Nous venons encore de franchir un cap dans la dictature du bien. Vous me direz que nous avons quand même pris pas mal de retard sur le calendrier prévu par George Orwell dans son _1984_. Certes, mais j’aurais préféré que le génial écrivain s’y trompât. Il n’en est rien. Jusqu’à présent, l’Etat s’en tenait à orienter le citoyen dans ses choix de consommation, de mobilité ou de chauffage. Il passe désormais la vitesse supérieure de manière insidieuse. Que Big Brother, au nom d’une juste cause – je rappelle que toutes les causes, y compris les totalitarismes, étaient justes aux yeux de leurs promoteurs – décide du menu du citoyen est alarmant. Si les élus férus de durabilité se mettent à m’imposer leur régime alimentaire, alors qu’ils m’infligent déjà une prose épicène que le _vulgus_ ne pratique pas, il faut craindre une dérive. Jusqu’aux eaux troubles du diktat au nom de l’exemplarité.

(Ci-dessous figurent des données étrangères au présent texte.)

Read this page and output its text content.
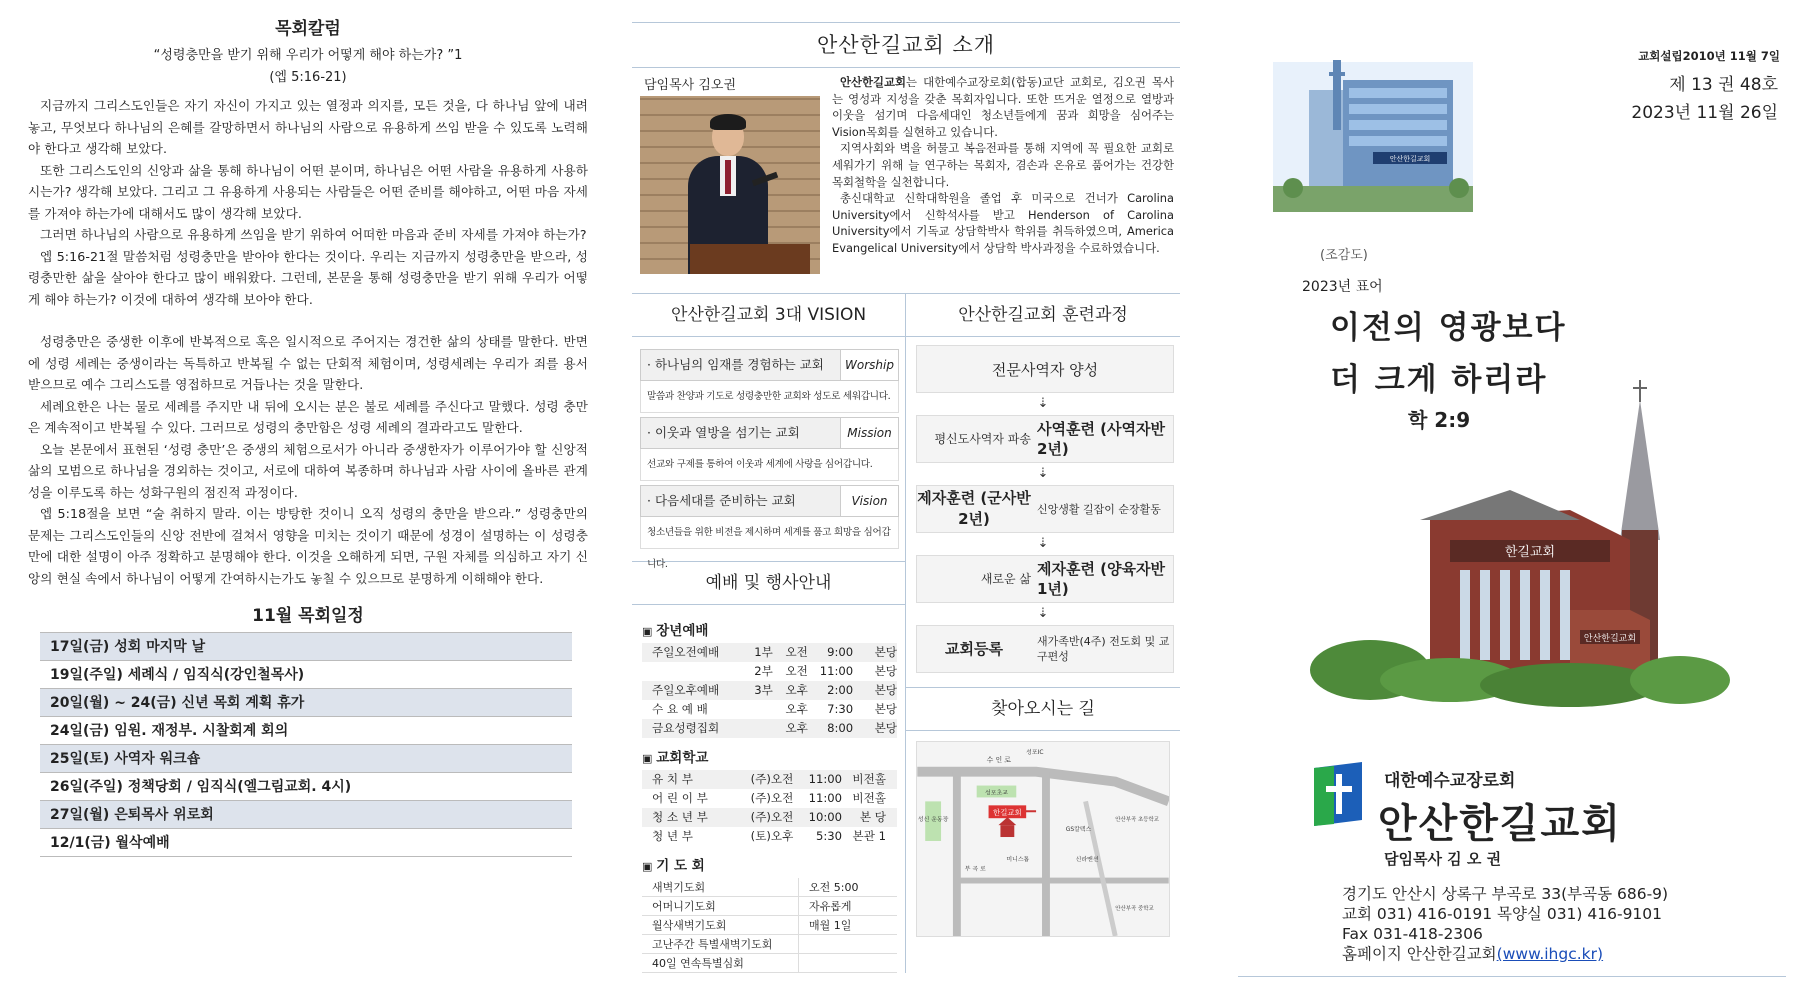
목회칼럼
“성령충만을 받기 위해 우리가 어떻게 해야 하는가? ”1
(엡 5:16-21)

지금까지 그리스도인들은 자기 자신이 가지고 있는 열정과 의지를, 모든 것을, 다 하나님 앞에 내려놓고, 무엇보다 하나님의 은혜를 갈망하면서 하나님의 사람으로 유용하게 쓰임 받을 수 있도록 노력해야 한다고 생각해 보았다.

또한 그리스도인의 신앙과 삶을 통해 하나님이 어떤 분이며, 하나님은 어떤 사람을 유용하게 사용하시는가? 생각해 보았다. 그리고 그 유용하게 사용되는 사람들은 어떤 준비를 해야하고, 어떤 마음 자세를 가져야 하는가에 대해서도 많이 생각해 보았다.

그러면 하나님의 사람으로 유용하게 쓰임을 받기 위하여 어떠한 마음과 준비 자세를 가져야 하는가?

엡 5:16-21절 말씀처럼 성령충만을 받아야 한다는 것이다. 우리는 지금까지 성령충만을 받으라, 성령충만한 삶을 살아야 한다고 많이 배워왔다. 그런데, 본문을 통해 성령충만을 받기 위해 우리가 어떻게 해야 하는가? 이것에 대하여 생각해 보아야 한다.

성령충만은 중생한 이후에 반복적으로 혹은 일시적으로 주어지는 경건한 삶의 상태를 말한다. 반면에 성령 세례는 중생이라는 독특하고 반복될 수 없는 단회적 체험이며, 성령세례는 우리가 죄를 용서받으므로 예수 그리스도를 영접하므로 거듭나는 것을 말한다.

세례요한은 나는 물로 세례를 주지만 내 뒤에 오시는 분은 불로 세례를 주신다고 말했다. 성령 충만은 계속적이고 반복될 수 있다. 그러므로 성령의 충만함은 성령 세례의 결과라고도 말한다.

오늘 본문에서 표현된 ‘성령 충만’은 중생의 체험으로서가 아니라 중생한자가 이루어가야 할 신앙적 삶의 모범으로 하나님을 경외하는 것이고, 서로에 대하여 복종하며 하나님과 사람 사이에 올바른 관계성을 이루도록 하는 성화구원의 점진적 과정이다.

엡 5:18절을 보면 “술 취하지 말라. 이는 방탕한 것이니 오직 성령의 충만을 받으라.” 성령충만의 문제는 그리스도인들의 신앙 전반에 걸쳐서 영향을 미치는 것이기 때문에 성경이 설명하는 이 성령충만에 대한 설명이 아주 정확하고 분명해야 한다. 이것을 오해하게 되면, 구원 자체를 의심하고 자기 신앙의 현실 속에서 하나님이 어떻게 간여하시는가도 놓칠 수 있으므로 분명하게 이해해야 한다.

11월 목회일정
17일(금) 성회 마지막 날
19일(주일) 세례식 / 임직식(강인철목사)
20일(월) ~ 24(금) 신년 목회 계획 휴가
24일(금) 임원. 재정부. 시찰회계 회의
25일(토) 사역자 워크숍
26일(주일) 정책당회 / 임직식(엘그림교회. 4시)
27일(월) 은퇴목사 위로회
12/1(금) 월삭예배
안산한길교회 소개
담임목사 김오권	안산한길교회는 대한예수교장로회(합동)교단 교회로, 김오권 목사는 영성과 지성을 갖춘 목회자입니다. 또한 뜨거운 열정으로 열방과 이웃을 섬기며 다음세대인 청소년들에게 꿈과 희망을 심어주는 Vision목회를 실현하고 있습니다.

지역사회와 벽을 허물고 복음전파를 통해 지역에 꼭 필요한 교회로 세워가기 위해 늘 연구하는 목회자, 겸손과 온유로 품어가는 건강한 목회철학을 실천합니다.

총신대학교 신학대학원을 졸업 후 미국으로 건너가 Carolina University에서 신학석사를 받고 Henderson of Carolina University에서 기독교 상담학박사 학위를 취득하였으며, America Evangelical University에서 상담학 박사과정을 수료하였습니다.

안산한길교회 3대 VISION
· 하나님의 임재를 경험하는 교회	Worship
말씀과 찬양과 기도로 성령충만한 교회와 성도로 세워갑니다.
· 이웃과 열방을 섬기는 교회	Mission
선교와 구제를 통하여 이웃과 세계에 사랑을 심어갑니다.
· 다음세대를 준비하는 교회	Vision
청소년들을 위한 비전을 제시하며 세계를 품고 희망을 심어갑니다.
예배 및 행사안내
▣ 장년예배
주일오전예배	1부	오전	9:00	본당
2부	오전	11:00	본당
주일오후예배	3부	오후	2:00	본당
수 요 예 배	오후	7:30	본당
금요성령집회	오후	8:00	본당
▣ 교회학교
유 치 부	(주)오전	11:00 비전홀
어 린 이 부	(주)오전	11:00 비전홀
청 소 년 부	(주)오전	10:00	본 당
청 년 부	(토)오후	5:30 본관 1
▣ 기 도 회
새벽기도회	오전 5:00
어머니기도회	자유롭게
월삭새벽기도회	매월 1일
고난주간 특별새벽기도회
40일 연속특별심회
안산한길교회 훈련과정
전문사역자 양성
⇣
평신도사역자 파송
사역훈련 (사역자반 2년)
⇣
제자훈련 (군사반 2년)
신앙생활 길잡이 순장활동
⇣
새로운 삶
제자훈련 (양육자반 1년)
⇣
교회등록	새가족반(4주) 전도회 및 교 구편성
찾아오시는 길
성포초교
성신 운동장
수 인 로
성포IC
한길교회
GS칼텍스
미니스톱	신라맨션
부 곡 로
안산부곡 초등학교
안산부곡 중학교
교회설립2010년 11월 7일
제 13 권 48호
2023년 11월 26일
안산한길교회
(조감도)
2023년 표어
이전의 영광보다
더 크게 하리라
학 2:9
한길교회
안산한길교회
대한예수교장로회
안산한길교회
담임목사 김 오 권
경기도 안산시 상록구 부곡로 33(부곡동 686-9)
교회 031) 416-0191 목양실 031) 416-9101
Fax 031-418-2306
홈페이지 안산한길교회(www.ihgc.kr)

Alors se dévoie l’Etat, qui me paraissait devoir être au service de la population. Il signe son ingérence dans les choix individuels, dans les usages, dans l’intime, dans notre bouche. En limitant la viande dans une manifestation, les pouvoirs publics constituent une entrave à la plus élémentaire des libertés. Ma nourriture, ma langue, ma chambre à coucher ne regardent que moi. Qu’il propose, soit, mais que je dispose. Et qu’on n’aille pas me rétorquer que la conscience écologique est ici à l’œuvre, parce que les représentants de l’Etat sont seuls à ne pas reconnaître qu’ils agissent au nom du sens moral dans une course effrénée à la pureté. Les voilà d’ailleurs qui doublent les entreprises affublées du dossard _greenwashing_.

Un peu plus loin, dans le futur, Kilian et Jeremy se marrent. L’orthodoxie alimentaire a fait leur beurre. La liberté, ils s’en occuperont plus tard, peut-être, s’il est encore temps.